In an unexpected twist, I've found myself contemplating religion again.
I was raised in a Christian household. We went to church every Sunday, complete with yelling and crashing and banging, jumping on the bed moments before we needed to leave, outfit changes and hasty breakfasts and everything that comes along with corralling overactive three children into nice clothes and out to the minivan in time for an 8 am service. Church was fun, back then. There were snacks when we got there, and books with so many songs that it was impossible to sing them all. There was summer camp, there were plays, there were stories told with cutout figures that pressed onto a felt desert backdrop.
It was ideal for a young child - a caring, giving community that worked together to raise their children with common ideals and support their growth into adulthood. When I was ten, an elderly woman in the church became my mentor and we occasionally had brunch together, mostly talking about the things I learned in school and the petty grievances I had with my brothers. I don't remember her name, but I'm glad she gave her time to me. Most of the adults in my life then gave selflessly, perhaps not knowing I would barely remember them later, but at least knowing it was a one-sided effort.
Then I grew older, into my teens. And I noticed the discrepancies between what we learned in church and what we did outside of it. The strangest part was that I found myself getting along better with the people who didn't believe in religion. These people were kinder, more open, more excited to enjoy their lives. The people I went to church with were catty and cruel.
I realize now, years later than it should have taken, that this behavior had more to do with the specific church, the specific town, and the culture it encouraged.
There are incredible people in my life now, both those who have a religion and those who don't, and I've found that judging a person by their beliefs is unacceptable. This goes two ways - I can no more assume that a person will behave as kind and honest as their religion says they should than I can expect them to behave like a hypocrite.
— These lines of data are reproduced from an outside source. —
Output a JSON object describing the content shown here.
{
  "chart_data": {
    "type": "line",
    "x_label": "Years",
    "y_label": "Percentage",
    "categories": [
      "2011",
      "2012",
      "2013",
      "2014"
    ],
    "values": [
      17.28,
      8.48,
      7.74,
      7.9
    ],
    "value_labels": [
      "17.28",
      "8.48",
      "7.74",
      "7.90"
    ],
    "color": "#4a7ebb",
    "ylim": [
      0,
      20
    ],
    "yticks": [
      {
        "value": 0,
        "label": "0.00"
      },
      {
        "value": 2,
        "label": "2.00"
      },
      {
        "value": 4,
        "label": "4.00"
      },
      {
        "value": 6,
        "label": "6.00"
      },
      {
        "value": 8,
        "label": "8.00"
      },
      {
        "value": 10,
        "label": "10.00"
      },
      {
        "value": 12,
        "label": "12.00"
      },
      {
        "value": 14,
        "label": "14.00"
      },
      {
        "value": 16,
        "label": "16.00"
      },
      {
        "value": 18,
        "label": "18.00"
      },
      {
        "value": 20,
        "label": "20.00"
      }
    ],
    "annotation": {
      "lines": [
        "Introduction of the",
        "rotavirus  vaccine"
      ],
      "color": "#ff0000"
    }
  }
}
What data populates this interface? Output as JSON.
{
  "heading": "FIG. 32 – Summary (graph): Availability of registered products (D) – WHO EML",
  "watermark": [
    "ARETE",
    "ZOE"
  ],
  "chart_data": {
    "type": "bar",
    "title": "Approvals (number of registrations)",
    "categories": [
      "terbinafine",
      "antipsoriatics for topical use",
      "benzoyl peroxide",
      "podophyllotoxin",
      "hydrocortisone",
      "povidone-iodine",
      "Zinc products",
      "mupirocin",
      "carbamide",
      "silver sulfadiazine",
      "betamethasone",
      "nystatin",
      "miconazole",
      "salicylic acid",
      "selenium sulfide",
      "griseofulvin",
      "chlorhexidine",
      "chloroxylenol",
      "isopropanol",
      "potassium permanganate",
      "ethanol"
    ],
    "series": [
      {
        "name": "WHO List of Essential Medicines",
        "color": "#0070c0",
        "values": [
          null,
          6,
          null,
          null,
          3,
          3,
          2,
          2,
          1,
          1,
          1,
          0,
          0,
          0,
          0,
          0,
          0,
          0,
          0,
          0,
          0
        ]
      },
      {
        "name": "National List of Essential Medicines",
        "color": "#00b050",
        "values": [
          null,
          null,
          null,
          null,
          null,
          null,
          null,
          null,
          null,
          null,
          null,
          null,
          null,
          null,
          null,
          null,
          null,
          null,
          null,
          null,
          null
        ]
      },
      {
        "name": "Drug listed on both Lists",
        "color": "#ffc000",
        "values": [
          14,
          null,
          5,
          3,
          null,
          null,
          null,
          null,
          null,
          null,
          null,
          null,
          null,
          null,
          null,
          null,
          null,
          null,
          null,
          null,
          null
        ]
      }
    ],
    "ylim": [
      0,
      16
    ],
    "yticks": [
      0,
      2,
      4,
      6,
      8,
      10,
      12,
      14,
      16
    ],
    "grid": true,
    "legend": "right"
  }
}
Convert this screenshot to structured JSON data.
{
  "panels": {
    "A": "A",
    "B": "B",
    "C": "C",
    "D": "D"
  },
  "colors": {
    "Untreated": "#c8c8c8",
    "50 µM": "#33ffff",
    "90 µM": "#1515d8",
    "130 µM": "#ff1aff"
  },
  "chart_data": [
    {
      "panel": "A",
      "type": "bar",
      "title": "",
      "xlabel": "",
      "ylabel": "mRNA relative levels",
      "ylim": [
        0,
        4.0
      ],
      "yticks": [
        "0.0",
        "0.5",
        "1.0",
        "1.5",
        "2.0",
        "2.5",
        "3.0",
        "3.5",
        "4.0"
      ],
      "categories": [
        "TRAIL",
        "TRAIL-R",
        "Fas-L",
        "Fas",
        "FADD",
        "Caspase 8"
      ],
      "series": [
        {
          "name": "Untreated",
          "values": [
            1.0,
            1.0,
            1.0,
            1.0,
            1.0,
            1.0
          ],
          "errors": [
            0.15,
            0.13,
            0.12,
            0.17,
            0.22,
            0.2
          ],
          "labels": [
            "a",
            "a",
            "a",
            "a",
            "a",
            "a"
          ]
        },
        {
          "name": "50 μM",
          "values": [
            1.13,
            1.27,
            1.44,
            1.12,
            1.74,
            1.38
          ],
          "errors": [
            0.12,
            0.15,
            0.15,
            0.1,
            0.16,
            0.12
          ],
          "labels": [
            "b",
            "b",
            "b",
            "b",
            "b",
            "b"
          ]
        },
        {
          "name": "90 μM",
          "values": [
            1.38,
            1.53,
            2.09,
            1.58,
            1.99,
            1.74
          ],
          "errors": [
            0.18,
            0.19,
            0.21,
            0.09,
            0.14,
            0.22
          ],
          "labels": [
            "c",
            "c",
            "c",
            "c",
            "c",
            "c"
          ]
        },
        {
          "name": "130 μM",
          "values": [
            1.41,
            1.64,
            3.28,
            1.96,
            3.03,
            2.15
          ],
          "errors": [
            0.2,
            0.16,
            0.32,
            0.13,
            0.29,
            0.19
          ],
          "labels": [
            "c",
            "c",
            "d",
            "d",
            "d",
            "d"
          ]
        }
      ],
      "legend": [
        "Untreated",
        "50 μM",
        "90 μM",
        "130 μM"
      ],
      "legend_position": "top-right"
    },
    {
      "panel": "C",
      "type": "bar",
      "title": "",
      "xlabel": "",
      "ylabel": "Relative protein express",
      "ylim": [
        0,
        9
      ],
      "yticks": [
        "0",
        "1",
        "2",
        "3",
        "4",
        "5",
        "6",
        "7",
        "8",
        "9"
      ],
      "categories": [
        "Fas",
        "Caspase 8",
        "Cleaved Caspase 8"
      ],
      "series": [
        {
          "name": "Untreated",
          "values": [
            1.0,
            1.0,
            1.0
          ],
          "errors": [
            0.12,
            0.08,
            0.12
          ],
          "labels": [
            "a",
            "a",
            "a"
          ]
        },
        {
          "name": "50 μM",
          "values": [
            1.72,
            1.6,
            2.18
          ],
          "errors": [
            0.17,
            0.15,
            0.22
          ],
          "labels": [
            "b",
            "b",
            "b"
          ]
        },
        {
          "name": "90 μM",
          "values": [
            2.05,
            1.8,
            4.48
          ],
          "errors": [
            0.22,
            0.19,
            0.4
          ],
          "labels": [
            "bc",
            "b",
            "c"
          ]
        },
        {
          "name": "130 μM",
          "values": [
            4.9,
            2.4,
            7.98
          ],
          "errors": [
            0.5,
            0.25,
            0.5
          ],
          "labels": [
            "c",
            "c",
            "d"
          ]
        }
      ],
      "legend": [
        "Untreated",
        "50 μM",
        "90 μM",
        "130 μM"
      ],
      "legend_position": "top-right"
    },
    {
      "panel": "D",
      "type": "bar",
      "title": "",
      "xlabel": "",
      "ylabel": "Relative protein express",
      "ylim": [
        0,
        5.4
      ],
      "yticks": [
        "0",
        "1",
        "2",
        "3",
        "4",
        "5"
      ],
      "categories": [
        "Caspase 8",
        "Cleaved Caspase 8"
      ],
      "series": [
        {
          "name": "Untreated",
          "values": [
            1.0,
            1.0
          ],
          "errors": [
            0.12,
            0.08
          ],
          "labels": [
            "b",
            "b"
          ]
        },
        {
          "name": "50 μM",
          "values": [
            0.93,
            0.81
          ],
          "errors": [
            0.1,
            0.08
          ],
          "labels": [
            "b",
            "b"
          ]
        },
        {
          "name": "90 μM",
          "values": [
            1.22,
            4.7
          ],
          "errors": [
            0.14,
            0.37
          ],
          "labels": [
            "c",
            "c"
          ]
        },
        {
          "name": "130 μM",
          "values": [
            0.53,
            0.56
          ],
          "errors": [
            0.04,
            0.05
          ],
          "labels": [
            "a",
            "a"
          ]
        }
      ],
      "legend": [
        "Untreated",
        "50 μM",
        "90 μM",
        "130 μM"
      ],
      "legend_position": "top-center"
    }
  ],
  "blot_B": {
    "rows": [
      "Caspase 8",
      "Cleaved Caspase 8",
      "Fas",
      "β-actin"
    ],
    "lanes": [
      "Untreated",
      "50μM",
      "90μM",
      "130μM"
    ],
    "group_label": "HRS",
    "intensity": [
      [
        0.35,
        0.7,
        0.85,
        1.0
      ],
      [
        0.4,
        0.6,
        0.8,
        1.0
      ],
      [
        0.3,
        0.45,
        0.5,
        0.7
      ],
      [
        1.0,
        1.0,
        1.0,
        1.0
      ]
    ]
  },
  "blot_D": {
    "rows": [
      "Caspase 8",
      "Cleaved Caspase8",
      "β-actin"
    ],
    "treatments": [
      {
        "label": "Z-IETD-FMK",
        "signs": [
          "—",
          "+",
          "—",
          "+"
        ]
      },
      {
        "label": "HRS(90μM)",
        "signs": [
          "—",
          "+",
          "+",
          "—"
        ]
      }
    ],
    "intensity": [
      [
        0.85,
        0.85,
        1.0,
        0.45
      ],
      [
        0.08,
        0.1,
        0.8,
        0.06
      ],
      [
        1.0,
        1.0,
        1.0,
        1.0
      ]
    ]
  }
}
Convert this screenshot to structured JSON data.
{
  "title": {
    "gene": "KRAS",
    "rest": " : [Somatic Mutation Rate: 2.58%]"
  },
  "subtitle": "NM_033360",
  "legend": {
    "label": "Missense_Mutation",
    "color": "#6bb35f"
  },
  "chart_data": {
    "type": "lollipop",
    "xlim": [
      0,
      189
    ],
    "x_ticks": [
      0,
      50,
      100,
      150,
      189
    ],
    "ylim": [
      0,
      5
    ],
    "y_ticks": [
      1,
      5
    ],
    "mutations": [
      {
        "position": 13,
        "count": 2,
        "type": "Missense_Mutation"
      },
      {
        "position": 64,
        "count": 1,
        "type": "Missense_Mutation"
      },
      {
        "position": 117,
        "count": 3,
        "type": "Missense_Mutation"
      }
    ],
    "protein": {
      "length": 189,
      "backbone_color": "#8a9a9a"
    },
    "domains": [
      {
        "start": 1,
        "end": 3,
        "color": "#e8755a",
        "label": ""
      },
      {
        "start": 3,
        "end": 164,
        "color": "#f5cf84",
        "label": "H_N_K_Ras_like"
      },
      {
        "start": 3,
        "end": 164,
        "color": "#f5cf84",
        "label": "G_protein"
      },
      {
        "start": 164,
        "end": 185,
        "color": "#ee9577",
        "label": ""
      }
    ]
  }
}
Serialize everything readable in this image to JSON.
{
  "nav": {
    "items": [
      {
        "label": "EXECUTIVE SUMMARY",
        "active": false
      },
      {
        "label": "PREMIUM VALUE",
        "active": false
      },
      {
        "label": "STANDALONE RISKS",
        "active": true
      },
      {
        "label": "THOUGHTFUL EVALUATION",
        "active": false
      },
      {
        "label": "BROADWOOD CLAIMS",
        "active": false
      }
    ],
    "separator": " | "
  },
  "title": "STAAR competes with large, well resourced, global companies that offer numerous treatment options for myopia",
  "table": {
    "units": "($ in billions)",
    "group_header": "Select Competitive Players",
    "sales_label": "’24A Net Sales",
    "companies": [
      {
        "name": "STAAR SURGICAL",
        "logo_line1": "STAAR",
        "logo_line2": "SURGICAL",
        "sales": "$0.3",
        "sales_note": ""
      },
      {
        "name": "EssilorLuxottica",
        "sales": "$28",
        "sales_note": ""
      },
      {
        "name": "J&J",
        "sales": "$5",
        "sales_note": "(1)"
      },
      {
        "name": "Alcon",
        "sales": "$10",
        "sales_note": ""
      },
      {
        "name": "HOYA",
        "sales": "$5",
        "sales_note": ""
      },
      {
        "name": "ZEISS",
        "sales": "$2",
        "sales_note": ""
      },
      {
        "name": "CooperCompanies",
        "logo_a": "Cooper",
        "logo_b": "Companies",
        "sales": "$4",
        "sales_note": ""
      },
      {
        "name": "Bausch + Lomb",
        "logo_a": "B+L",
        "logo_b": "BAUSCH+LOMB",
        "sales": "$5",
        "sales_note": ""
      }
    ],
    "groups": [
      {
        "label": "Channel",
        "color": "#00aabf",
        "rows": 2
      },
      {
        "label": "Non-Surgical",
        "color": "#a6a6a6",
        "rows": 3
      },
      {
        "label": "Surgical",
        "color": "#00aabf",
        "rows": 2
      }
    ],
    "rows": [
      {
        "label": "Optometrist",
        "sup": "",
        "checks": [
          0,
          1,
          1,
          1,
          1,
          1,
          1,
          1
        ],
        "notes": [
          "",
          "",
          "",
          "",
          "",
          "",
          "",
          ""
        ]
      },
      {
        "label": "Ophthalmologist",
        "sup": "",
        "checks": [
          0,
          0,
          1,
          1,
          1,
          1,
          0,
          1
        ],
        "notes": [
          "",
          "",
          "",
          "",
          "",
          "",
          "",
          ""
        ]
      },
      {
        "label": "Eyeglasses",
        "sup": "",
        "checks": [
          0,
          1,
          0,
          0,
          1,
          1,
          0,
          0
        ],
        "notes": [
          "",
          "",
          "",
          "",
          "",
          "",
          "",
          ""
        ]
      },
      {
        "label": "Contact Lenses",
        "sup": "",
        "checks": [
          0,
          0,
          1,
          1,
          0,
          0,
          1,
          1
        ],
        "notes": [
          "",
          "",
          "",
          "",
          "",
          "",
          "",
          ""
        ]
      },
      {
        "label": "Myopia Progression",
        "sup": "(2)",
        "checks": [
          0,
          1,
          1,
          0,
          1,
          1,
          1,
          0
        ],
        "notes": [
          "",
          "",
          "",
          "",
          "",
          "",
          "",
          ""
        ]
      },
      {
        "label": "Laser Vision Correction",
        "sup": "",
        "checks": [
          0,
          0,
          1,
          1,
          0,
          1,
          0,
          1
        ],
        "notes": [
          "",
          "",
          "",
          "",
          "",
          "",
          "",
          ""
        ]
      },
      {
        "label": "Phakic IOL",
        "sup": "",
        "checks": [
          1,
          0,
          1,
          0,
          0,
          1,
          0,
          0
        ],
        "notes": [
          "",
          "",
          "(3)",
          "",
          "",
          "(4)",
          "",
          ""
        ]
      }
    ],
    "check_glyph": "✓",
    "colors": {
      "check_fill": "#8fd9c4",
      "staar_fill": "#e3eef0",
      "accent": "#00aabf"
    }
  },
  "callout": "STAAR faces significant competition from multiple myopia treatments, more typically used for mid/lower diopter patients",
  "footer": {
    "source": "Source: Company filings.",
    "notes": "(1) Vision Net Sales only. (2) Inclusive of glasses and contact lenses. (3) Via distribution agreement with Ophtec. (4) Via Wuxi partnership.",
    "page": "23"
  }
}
Now that I've let go of my anger and disappointment, I can turn to the important issue: What I believe. It's a long and personal search, one that will likely never have a true answer. I'm picking up the pieces of a religion I threw away long ago, dusting it off, examining the broken and unusable bits, and trying to discover if there's enough left to make something whole. No one can say if what I make for myself will match anyone else's, but I want to get the message out there: I'm reexamining. I'm not confrontational anymore. I want to hear what others have to say.